Recognizing a trigger can prepare you for coping with temper tantrums in your child. At some point in every child’s life, he will find a reason to complain, whine and throw a tantrum. Tantrums are a normal part of a child’s development. As a parent, you can expect to observe a tantrum or two as your child grows. Depending on the outburst, you might find the situation easily overcome or difficult to manage. Certain situations, like bedtime, baths, dinner or the arrival of visitors can trigger a tantrum. 

You may find yourself embarrassed by your child’s lack of self control. Don’t be. Your child will pick up on your embarrassment, which may exacerbate the problem.

Behaviors to watch out for include the frequency and severity of the tantrum. Remember, your child is testing his boundaries.

Age determines how to handle a tantrum. From 18 months through two years of age, your child is asserting his independence. When he doesn’t achieve a goal, he becomes frustrated, but he lacks the words to explain what’s wrong. Hence, the tantrum. Arguing with a child in this age group will make things worse because they do not yet have advanced cognitive abilities.

Children aged three to four should have the verbal capabilities to articulate their needs. After age four, your child’s physical and fine motor skills are developed enough that he should be less dependent on you. Some may have tantrums based on school or home situations, but generally, the days of ranting and raving have passed.
Here are a few prevention methods to tame your little tiger. 

  • Reward and praise positive behavior instead of focusing on negative actions. This advice is especially helpful when a situation acts as a trigger.
  • Announce your expectations instead of asking if your child wants to do something. For example, if it is time to prepare for bed, don’t ask if he is ready to brush his teeth. Instead, tell him that it is time to brush his teeth.
  • Allow your child control over small things. A little control averts management problems.
  • Distract your child when he is set off by a trigger.
  • Set time limits for activities. This will help prevent boredom. Try a variety of activities with your child.
  • Move to a different environment.

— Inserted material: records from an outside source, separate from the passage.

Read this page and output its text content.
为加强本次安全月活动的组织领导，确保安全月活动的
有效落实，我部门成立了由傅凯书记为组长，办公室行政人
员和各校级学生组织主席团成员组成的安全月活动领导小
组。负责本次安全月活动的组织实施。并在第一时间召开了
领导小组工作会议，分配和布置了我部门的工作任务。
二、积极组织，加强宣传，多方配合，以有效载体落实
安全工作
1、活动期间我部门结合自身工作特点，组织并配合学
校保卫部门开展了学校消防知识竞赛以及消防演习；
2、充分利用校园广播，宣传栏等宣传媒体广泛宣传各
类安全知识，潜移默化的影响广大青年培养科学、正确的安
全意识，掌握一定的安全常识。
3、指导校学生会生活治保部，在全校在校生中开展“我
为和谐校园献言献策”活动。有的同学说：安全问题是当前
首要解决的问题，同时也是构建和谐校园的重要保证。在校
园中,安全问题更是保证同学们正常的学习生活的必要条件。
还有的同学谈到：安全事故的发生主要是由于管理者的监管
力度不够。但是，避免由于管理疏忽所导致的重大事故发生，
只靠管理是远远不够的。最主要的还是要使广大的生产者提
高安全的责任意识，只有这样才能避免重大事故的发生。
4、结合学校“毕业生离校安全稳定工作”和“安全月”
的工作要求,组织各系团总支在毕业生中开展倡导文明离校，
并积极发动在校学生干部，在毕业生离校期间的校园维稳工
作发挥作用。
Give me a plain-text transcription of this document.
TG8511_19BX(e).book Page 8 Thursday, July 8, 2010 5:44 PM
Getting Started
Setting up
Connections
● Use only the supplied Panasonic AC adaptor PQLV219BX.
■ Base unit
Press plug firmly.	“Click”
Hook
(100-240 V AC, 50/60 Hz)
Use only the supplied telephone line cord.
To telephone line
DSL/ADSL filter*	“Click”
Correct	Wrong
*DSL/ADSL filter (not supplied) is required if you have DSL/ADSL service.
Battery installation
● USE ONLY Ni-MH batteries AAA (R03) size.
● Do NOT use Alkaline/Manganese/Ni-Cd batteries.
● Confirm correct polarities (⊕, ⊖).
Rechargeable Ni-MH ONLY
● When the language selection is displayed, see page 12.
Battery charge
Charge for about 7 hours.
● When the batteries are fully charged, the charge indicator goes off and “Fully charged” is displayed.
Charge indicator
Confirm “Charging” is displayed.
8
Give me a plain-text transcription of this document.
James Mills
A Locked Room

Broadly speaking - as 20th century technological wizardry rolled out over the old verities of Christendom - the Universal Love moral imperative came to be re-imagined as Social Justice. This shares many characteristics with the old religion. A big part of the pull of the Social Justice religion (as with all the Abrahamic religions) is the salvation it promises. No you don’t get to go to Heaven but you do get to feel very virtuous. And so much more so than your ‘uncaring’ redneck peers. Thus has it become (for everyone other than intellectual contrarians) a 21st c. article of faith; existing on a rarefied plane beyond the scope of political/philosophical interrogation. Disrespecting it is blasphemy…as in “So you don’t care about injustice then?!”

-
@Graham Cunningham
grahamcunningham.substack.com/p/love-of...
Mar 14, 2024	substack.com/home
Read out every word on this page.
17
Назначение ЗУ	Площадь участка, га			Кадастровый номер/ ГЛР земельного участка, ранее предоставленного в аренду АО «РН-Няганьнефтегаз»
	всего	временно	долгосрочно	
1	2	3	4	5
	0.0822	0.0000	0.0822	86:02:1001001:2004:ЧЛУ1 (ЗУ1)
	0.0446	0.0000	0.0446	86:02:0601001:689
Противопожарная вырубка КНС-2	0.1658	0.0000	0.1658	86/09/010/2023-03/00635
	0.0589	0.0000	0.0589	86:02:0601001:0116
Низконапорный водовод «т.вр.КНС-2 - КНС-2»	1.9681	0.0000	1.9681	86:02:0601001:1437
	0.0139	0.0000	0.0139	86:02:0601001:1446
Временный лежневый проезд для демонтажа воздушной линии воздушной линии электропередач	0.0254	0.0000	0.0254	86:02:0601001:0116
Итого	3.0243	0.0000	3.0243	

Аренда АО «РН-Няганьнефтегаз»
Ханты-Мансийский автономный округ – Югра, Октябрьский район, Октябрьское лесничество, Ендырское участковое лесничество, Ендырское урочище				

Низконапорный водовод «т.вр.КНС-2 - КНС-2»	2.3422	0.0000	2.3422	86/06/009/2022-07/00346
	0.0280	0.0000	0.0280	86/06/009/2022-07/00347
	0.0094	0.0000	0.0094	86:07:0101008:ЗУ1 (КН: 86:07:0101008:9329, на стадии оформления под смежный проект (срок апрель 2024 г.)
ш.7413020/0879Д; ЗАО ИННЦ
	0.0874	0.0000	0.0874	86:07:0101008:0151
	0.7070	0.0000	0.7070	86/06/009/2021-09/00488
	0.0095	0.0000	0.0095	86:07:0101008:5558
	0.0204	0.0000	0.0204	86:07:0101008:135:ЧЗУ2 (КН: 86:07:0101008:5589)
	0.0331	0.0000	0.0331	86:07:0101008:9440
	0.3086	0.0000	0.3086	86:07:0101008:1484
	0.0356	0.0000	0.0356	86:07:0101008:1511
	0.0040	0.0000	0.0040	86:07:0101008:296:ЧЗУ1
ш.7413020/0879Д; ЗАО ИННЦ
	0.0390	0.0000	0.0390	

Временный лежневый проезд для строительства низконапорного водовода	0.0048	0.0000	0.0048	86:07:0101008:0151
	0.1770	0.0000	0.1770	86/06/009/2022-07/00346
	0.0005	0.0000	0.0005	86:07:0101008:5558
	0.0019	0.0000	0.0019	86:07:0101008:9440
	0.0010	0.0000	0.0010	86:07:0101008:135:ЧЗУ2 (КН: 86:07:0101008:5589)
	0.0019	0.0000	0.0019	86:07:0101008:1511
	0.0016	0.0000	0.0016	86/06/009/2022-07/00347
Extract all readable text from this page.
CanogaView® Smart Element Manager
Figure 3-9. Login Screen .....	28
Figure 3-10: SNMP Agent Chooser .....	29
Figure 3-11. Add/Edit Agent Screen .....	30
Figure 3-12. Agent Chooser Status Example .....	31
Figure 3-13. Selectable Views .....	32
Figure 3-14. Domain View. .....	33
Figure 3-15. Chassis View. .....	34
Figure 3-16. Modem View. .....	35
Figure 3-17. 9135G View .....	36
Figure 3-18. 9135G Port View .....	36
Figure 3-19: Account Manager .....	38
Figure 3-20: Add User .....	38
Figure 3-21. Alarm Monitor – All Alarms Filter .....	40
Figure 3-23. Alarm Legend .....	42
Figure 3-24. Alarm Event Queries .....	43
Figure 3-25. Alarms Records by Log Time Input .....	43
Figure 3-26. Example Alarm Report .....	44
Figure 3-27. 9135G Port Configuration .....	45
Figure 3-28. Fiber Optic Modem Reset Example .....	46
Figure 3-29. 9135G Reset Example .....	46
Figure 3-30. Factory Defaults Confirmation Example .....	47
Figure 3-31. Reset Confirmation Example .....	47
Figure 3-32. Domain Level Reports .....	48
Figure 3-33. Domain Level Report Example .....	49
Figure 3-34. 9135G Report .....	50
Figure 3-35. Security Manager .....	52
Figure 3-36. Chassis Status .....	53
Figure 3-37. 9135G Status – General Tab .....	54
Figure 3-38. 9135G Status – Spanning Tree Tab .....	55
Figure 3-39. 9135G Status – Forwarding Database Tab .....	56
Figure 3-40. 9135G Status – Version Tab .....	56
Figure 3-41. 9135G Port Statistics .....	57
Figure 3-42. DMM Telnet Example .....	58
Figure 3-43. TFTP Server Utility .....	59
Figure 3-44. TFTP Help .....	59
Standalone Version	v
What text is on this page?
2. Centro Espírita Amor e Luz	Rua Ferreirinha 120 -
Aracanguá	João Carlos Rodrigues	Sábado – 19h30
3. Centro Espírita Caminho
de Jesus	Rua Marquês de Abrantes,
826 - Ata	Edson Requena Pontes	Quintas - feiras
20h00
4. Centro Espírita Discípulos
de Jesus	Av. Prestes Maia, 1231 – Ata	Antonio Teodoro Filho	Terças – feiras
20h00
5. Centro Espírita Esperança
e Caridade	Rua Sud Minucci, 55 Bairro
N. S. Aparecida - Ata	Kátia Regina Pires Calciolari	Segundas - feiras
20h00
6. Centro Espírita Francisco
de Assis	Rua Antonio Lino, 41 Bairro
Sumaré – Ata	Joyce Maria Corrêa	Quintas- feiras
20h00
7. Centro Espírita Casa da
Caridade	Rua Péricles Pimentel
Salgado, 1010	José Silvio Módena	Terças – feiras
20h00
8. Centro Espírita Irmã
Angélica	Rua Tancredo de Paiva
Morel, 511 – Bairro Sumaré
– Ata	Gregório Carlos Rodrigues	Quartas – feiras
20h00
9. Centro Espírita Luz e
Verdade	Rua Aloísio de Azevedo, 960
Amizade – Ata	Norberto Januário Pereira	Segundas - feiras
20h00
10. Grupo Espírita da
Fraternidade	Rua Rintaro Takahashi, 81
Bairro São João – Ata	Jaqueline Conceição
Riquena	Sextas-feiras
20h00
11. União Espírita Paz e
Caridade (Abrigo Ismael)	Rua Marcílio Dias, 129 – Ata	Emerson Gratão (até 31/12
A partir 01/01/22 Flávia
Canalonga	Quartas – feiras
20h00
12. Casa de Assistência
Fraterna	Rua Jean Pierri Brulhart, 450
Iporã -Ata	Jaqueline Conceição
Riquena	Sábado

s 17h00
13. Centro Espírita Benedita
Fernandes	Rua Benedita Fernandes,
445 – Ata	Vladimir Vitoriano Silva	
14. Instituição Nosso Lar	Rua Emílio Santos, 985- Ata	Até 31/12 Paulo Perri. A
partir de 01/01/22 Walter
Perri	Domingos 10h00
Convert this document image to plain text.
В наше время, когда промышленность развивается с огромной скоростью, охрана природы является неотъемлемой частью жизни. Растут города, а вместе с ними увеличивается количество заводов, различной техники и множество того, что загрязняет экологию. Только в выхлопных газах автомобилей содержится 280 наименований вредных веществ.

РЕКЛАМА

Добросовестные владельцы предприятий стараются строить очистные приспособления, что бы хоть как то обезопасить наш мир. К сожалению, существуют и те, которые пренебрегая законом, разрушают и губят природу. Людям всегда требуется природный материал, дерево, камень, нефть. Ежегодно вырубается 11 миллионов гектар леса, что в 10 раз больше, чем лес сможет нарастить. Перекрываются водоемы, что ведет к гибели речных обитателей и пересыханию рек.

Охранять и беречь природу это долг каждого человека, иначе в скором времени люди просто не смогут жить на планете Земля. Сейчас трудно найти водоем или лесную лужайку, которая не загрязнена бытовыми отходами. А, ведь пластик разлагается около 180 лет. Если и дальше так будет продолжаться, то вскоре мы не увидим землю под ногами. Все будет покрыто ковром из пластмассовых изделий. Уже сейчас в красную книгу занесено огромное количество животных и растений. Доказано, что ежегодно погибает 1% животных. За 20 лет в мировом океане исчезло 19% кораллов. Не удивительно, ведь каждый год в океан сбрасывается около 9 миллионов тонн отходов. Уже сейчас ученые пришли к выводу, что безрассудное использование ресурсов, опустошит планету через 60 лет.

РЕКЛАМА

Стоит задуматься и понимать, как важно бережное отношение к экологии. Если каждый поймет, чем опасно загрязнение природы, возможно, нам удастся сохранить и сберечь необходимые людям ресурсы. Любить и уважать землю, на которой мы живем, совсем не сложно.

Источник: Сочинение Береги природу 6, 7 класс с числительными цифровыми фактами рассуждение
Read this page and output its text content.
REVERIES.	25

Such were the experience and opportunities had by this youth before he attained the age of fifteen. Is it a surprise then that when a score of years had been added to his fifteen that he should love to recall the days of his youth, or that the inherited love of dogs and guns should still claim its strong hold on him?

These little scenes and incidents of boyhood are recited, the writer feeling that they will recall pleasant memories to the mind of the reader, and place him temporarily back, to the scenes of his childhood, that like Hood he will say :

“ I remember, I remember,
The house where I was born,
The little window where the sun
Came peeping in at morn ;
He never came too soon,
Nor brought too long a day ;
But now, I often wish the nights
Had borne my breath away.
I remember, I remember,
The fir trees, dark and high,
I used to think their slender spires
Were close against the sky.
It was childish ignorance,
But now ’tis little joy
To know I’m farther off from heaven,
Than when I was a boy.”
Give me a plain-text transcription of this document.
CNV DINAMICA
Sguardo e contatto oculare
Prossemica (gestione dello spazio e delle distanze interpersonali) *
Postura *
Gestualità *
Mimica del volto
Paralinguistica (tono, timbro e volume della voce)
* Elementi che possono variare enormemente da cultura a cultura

Going outside or to another room can lessen the severity of the tantrum.
  • Pick your battles. Some tantrums aren’t worth fighting against.  Consider your child’s age.


You can also neutralize a tantrum once it has started. Remain calm and don’t argue with your child. Always think before you react. If you positively distract your child with an acceptable activity, there’s a good chance you will keep your child calm. If your child is out of control and you are afraid he might hurt himself, hug your child and reassure them that everything will be OK.

If tantrums increase in frequency or intensity, consult your health care provider. A professional will determine if an underlying condition exists.

Tantrums are normal as your child develops. But take heart: Eventually the tantrum phase will pass as your child matures.